In a nutshell, companies are becoming more and more obligated to ensure that they have conformed to the data privacy and data security laws that are put in place. This costs companies a whole lot of money. New threats are increasing by the day (Dua & Du, 2016). This means that businesses will have to spend a lot of money in this sector since new measures will with no doubt be put in place to mitigate the new threats. They therefore have to brace themselves for more measures and more spending to help mitigate this dynamic problem.

That said, we cannot overlook the need to make privacy and data security in the conversation regarding utilization new technology (Dua & Du, 2016). It is easy to speak about implementation of new policies and best practices than put them in place. It comes as a challenge to companies to evaluate and deploy new technologies that in themselves both hinder and help in conformation to new privacy and data security regulations at the same time. Take for instance the blockchain technology. It offers significant advantages regarding data security. It allows for recording of transactions in a manner that is both decentralized and immutable which is largely advantageous from the data security and privacy perspective. At the same time, the same technological principles may bring hitches while conforming to new privacy regulations. Specifically, since the data in a fully-distributed blockchain is immutable, it is a problem to erase it as per the right to be forgotten (Warren, 2018). Thankfully, a number of solutions have been proposed to provide means of increased control and management of information with block chains. These include making transactions anonymous, secret contracts as well as anonymous voting systems among others (Vakilinia et al, 2017). One of the technologies developing quite rapidly today is artificial intelligence (AI) that can be used in cyber security systems why they can make automated processes that will allow identification of new threats as well as come up with new technology controls and protection. However hackers have come up with ways to weaponize this technology through creating systems that detect vulnerabilities regarding behaviors of social network (Warren, 2018). In fact, there may be privacy issues with AI applications given the large amounts of data that is required when developing the model. The black box lacks transparency to show what logic is used by AI units to make a conclusion about a person.

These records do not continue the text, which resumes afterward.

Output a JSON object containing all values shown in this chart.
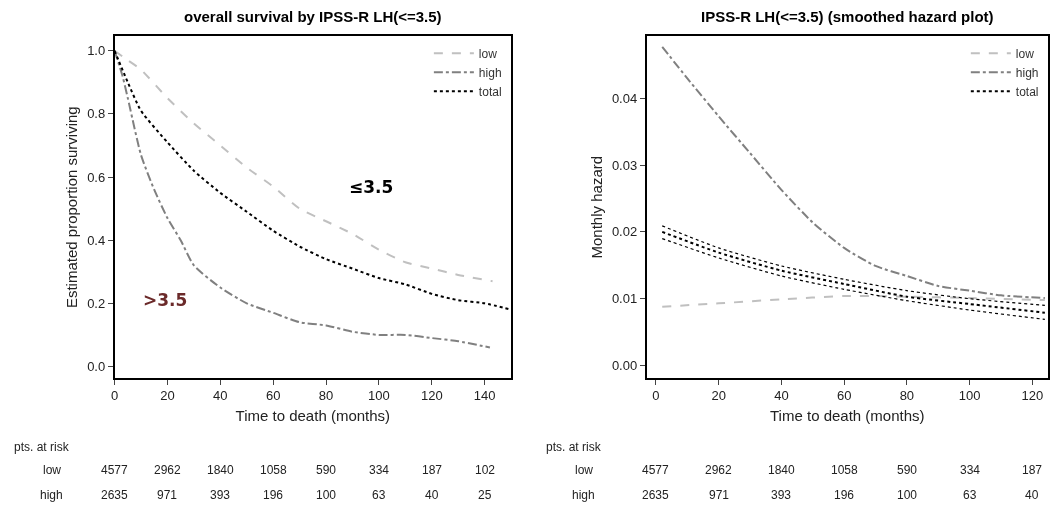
{
  "chart_data": [
    {
      "type": "line",
      "title": "overall survival by IPSS-R LH(<=3.5)",
      "xlabel": "Time to death (months)",
      "ylabel": "Estimated proportion surviving",
      "xlim": [
        0,
        150
      ],
      "xticks": [
        0,
        20,
        40,
        60,
        80,
        100,
        120,
        140
      ],
      "ylim": [
        -0.037,
        1.046
      ],
      "yticks": [
        {
          "value": 0,
          "label": "0.0"
        },
        {
          "value": 0.2,
          "label": "0.2"
        },
        {
          "value": 0.4,
          "label": "0.4"
        },
        {
          "value": 0.6,
          "label": "0.6"
        },
        {
          "value": 0.8,
          "label": "0.8"
        },
        {
          "value": 1,
          "label": "1.0"
        }
      ],
      "legend": "top right",
      "marker": "none",
      "series": [
        {
          "name": "low",
          "color": "#c0c0c0",
          "line_style": "dashed",
          "x": [
            0,
            5,
            10,
            20,
            30,
            40,
            50,
            60,
            70,
            80,
            90,
            100,
            110,
            120,
            130,
            143
          ],
          "values": [
            1.0,
            0.97,
            0.94,
            0.85,
            0.77,
            0.7,
            0.63,
            0.57,
            0.5,
            0.46,
            0.42,
            0.37,
            0.33,
            0.31,
            0.29,
            0.27
          ]
        },
        {
          "name": "high",
          "color": "#808080",
          "line_style": "dashdot",
          "x": [
            0,
            3,
            5,
            10,
            15,
            20,
            25,
            30,
            40,
            50,
            60,
            70,
            80,
            90,
            100,
            110,
            120,
            130,
            142
          ],
          "values": [
            1.0,
            0.92,
            0.85,
            0.67,
            0.56,
            0.47,
            0.4,
            0.32,
            0.25,
            0.2,
            0.17,
            0.14,
            0.13,
            0.11,
            0.1,
            0.1,
            0.09,
            0.08,
            0.06
          ]
        },
        {
          "name": "total",
          "color": "#000000",
          "line_style": "dotted",
          "x": [
            0,
            5,
            10,
            20,
            30,
            40,
            50,
            60,
            70,
            80,
            90,
            100,
            110,
            120,
            130,
            140,
            150
          ],
          "values": [
            1.0,
            0.9,
            0.81,
            0.71,
            0.62,
            0.55,
            0.49,
            0.43,
            0.38,
            0.34,
            0.31,
            0.28,
            0.26,
            0.23,
            0.21,
            0.2,
            0.18
          ]
        }
      ],
      "annotations": [
        "≤3.5",
        ">3.5",
        "pts. at risk",
        "low",
        "4577",
        "2962",
        "1840",
        "1058",
        "590",
        "334",
        "187",
        "102",
        "high",
        "2635",
        "971",
        "393",
        "196",
        "100",
        "63",
        "40",
        "25"
      ]
    },
    {
      "type": "line",
      "title": "IPSS-R LH(<=3.5) (smoothed hazard plot)",
      "xlabel": "Time to death (months)",
      "ylabel": "Monthly hazard",
      "xlim": [
        -3,
        125
      ],
      "xticks": [
        0,
        20,
        40,
        60,
        80,
        100,
        120
      ],
      "ylim": [
        -0.0019,
        0.0493
      ],
      "yticks": [
        {
          "value": 0,
          "label": "0.00"
        },
        {
          "value": 0.01,
          "label": "0.01"
        },
        {
          "value": 0.02,
          "label": "0.02"
        },
        {
          "value": 0.03,
          "label": "0.03"
        },
        {
          "value": 0.04,
          "label": "0.04"
        }
      ],
      "legend": "top right",
      "marker": "none",
      "series": [
        {
          "name": "low",
          "color": "#c0c0c0",
          "line_style": "dashed",
          "x": [
            2,
            20,
            40,
            60,
            70,
            80,
            100,
            124
          ],
          "values": [
            0.0088,
            0.0093,
            0.0099,
            0.0104,
            0.0104,
            0.0103,
            0.0101,
            0.0098
          ]
        },
        {
          "name": "high",
          "color": "#808080",
          "line_style": "dashdot",
          "x": [
            2,
            10,
            20,
            30,
            40,
            50,
            60,
            70,
            80,
            90,
            100,
            110,
            124
          ],
          "values": [
            0.0477,
            0.043,
            0.0373,
            0.0318,
            0.0263,
            0.0214,
            0.0176,
            0.0149,
            0.0134,
            0.0119,
            0.0112,
            0.0105,
            0.0101
          ]
        },
        {
          "name": "total",
          "color": "#000000",
          "line_style": "dotted",
          "x": [
            2,
            20,
            40,
            60,
            80,
            100,
            124
          ],
          "values": [
            0.02,
            0.0169,
            0.0142,
            0.0122,
            0.0103,
            0.0092,
            0.0079
          ]
        },
        {
          "color": "#000000",
          "line_style": "dotted",
          "x": [
            2,
            20,
            40,
            60,
            80,
            100,
            124
          ],
          "values": [
            0.019,
            0.0161,
            0.0134,
            0.0114,
            0.0097,
            0.0083,
            0.0069
          ]
        },
        {
          "color": "#000000",
          "line_style": "dotted",
          "x": [
            2,
            20,
            40,
            60,
            80,
            100,
            124
          ],
          "values": [
            0.0209,
            0.0176,
            0.0149,
            0.0129,
            0.0112,
            0.01,
            0.009
          ]
        }
      ],
      "annotations": [
        "pts. at risk",
        "low",
        "4577",
        "2962",
        "1840",
        "1058",
        "590",
        "334",
        "187",
        "high",
        "2635",
        "971",
        "393",
        "196",
        "100",
        "63",
        "40"
      ]
    }
  ]
}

Some companies are coming up with outward-looking tools and platforms that allow users to have control over usage of their data. Most notably is Facebook who have come up with a unified privacy dashboard as well as tools that will enable users to clear history. These kinds of tools are invaluable and go a long way with compliance with the necessary regulations (Zoltick & Maisel, 2018).

In conclusion, there is need for businesses to recognize the new and changing international course of action and security regulations as prerequisite now that there are imminent risks faced regarding penalties from lawsuits as well as the negative impacts that data breaches have to the business. Implementation of a compliance programming as well as effecting the correct set of best practices will indeed go a long way in ensuring that the business mitigates these risks. However, consistent continuation of this as a process will enable the company to avoid problems when enrolling new technologies and systems. This will make it possible to integrate newer technologies such as AI and blockchain given they in one hand offer advantageous aids to security and privacy at the same time bringing to light new vulnerabilities on the other. Therefore, companies will more often than not be served with an approach that promotes privacy and data security compliance from the beginning so that risks can be mitigated down the road.

References

Bhatia, J., Breaux, T. D., Friedberg, L., Hibshi, H., & Smullen, D. (2016, October). Privacy risk in cybersecurity data sharing. In Proceedings of the 2016 ACM on Workshop on Information Sharing and Collaborative Security (pp. 57-64). ACM.